Positive Women’s Network – USA Statement on World AIDS Day 2015

Dec 1, 2015 – Just four days ago, an atrocious act of terror was perpetrated against Planned Parenthood, an essential source of healthcare for working and low-income women, men and young people in the US. As women living with HIV who have benefited from the healthcare and education services provided by Planned Parenthood, we condemn this brutal violence. We grieve for the loved ones of Jennifer Markosky, Ke’Arre Stewart and Garrett Swasey. And we mourn the devastation of women’s sense of safety, bodily autonomy, and threats to well-being for healthcare providers committed to delivering woman-centered care.

As women living with HIV, many of us have used and still depend on the vital health care services Planned Parenthood provides, including access to HIV testing, screening for sexually transmitted infections, pap smears, and the means to determine if, when and how we have children. We will continue to fight for these services.

Make no mistake. Attacks on Planned Parenthood are assaults on women’s rights to health, dignity, and self-determination.

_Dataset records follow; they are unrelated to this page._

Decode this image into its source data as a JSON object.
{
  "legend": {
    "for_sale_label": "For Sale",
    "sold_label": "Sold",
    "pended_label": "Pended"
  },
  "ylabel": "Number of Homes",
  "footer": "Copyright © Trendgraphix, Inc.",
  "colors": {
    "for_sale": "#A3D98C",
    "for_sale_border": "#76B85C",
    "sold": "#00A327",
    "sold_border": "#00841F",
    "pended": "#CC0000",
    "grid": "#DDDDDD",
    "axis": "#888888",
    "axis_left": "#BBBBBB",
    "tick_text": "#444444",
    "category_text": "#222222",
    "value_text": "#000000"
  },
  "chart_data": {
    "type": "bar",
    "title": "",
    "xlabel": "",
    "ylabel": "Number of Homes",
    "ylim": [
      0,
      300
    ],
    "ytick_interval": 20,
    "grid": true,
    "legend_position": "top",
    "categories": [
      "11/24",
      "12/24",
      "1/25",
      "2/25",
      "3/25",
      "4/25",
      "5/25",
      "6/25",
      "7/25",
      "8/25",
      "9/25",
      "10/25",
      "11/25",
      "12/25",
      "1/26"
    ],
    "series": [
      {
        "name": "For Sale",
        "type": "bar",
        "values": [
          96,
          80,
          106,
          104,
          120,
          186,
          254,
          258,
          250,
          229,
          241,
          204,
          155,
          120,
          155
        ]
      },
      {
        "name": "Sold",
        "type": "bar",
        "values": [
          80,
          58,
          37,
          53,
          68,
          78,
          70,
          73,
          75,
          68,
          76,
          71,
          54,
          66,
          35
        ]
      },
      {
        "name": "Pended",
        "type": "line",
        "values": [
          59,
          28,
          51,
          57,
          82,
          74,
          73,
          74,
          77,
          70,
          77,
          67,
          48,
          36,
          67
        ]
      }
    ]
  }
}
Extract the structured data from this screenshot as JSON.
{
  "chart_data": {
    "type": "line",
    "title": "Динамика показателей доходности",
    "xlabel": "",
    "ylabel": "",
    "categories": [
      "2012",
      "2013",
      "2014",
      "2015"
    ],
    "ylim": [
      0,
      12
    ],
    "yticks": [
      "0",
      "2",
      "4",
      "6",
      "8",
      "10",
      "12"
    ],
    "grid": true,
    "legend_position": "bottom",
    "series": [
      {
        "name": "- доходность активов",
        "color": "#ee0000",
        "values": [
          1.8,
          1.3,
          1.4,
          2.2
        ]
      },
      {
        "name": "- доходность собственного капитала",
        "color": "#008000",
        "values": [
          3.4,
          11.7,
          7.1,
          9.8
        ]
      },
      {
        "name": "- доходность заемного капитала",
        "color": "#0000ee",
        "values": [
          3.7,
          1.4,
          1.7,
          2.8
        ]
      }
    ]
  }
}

While brutal violence like the recent incident in Colorado is typically met with condemnation by leaders of all political stripes, a large number of elected officials have waged a relentless war on Planned Parenthood specifically and women’s health more generally in recent years. The growing movement to deny essential healthcare to working and low-income women—accompanied by simultaneous and persistent efforts to decimate programs critical for working and low-income families – including food stamps, Medicaid, and paid parental leave — marks a deep disdain for women. These leaders would not only deny us the right to make decisions about whether, when and under which circumstances to have children – they also seek to deny the support that makes having and sustaining families a feasible reality.

A new study shows that states with higher funding for social services have much lower rates of HIV incidence and of AIDS deaths—signaling that, if the U.S. is serious about “getting to zero,” we have to be willing to challenge the reactionary idea that the working classes and the poor fare better when forced to “pull themselves up by their bootstraps.”

We must also be willing to challenge the rhetoric espoused by those who call themselves “pro-life” while tacitly or explicitly encouraging hatred, dehumanization of women, and violence. As women living with HIV, we know all too well the power of language to affirm or to dehumanize; to show respect or to stigmatize and criminalize. Hostility toward sex education, sexuality and reproductive rights is detrimental to us all—yet is evidenced by the fact that our government released a National HIV/AIDS Strategy in which the word “reproductive” does not even appear.

Women living with HIV—like all women—deserve access to affordable healthcare including the full spectrum of sexual and reproductive services–and yes, abortion and contraception services–that meet all of our health and family planning needs. Since the beginning of the epidemic, the sexual and reproductive needs and desires of women living with HIV have been ignored and dismissed by those in power. On this World AIDS Day 2015, we must take a stand to assert that women with HIV deserve not only life-saving medications, but the right to self-determination—and the full spectrum of healthcare services and options to make that right a reality.